In January last year, the Financial Conduct Authority launched an investigation into former senior managers over the bank’s collapse.

The FCA said, "These investigations will determine whether or not any prohibition proceedings should be commenced against them. The FCA and PRA continue to review materials with a view to making further decisions regarding other former HBOS senior managers."

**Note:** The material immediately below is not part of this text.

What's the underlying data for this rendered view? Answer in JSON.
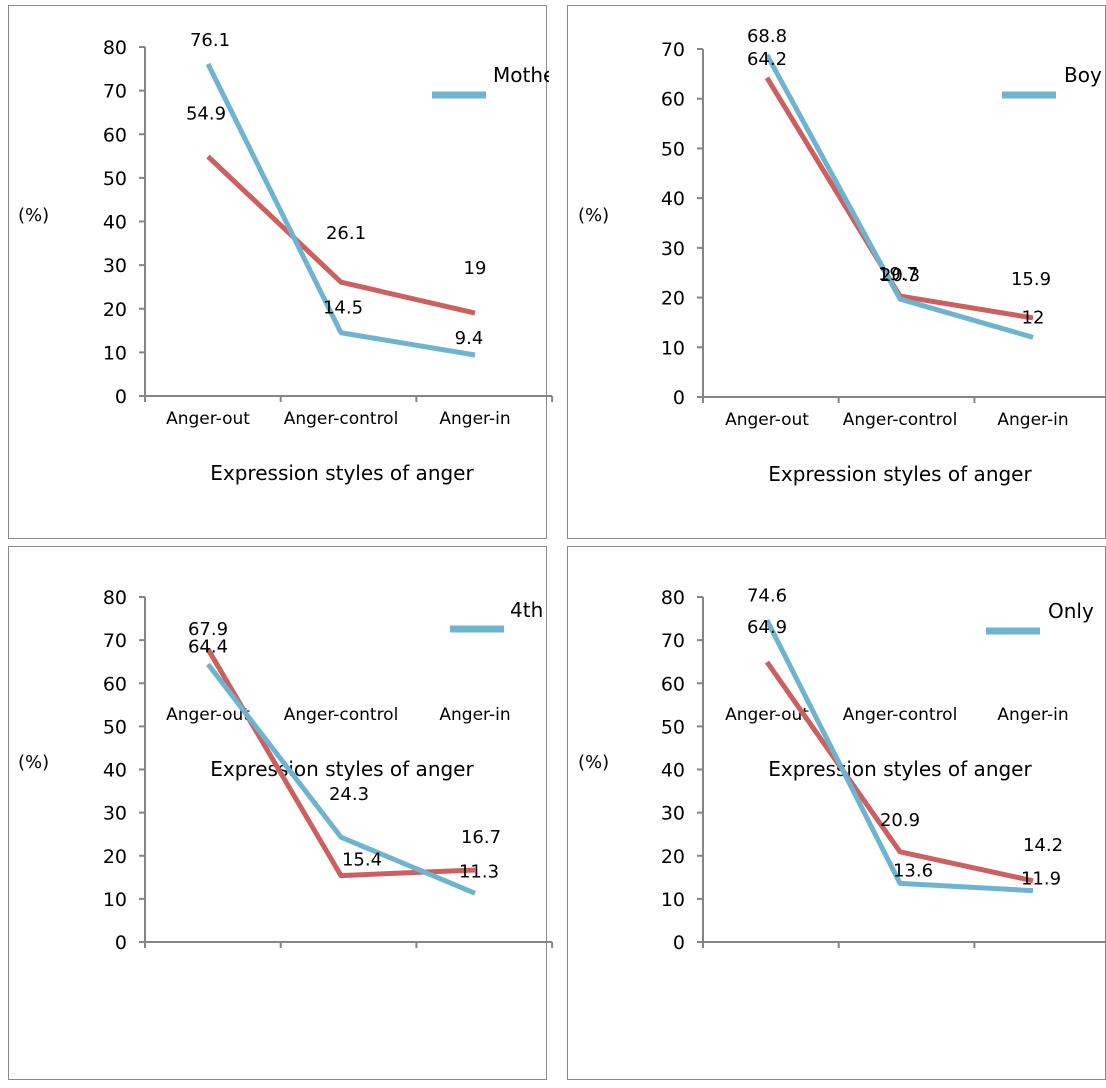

The announcement came a week after the Financial Reporting Council (FRC) launched an inquiry into KPMG and its audit of HBoS’s accounts.

The probe will focus on the Big Four firm’s auditing of the bank and why it granted it “going concern” status in 2007 a year before it had to be bailed out following the financial crash.

Despite KPMG being vindicated in a joint report from the Prudential Regulation Authority (PRA) and the Financial Conduct Authority (FCA) in November 2015, the FRC came under renewed pressure to investigate the firm.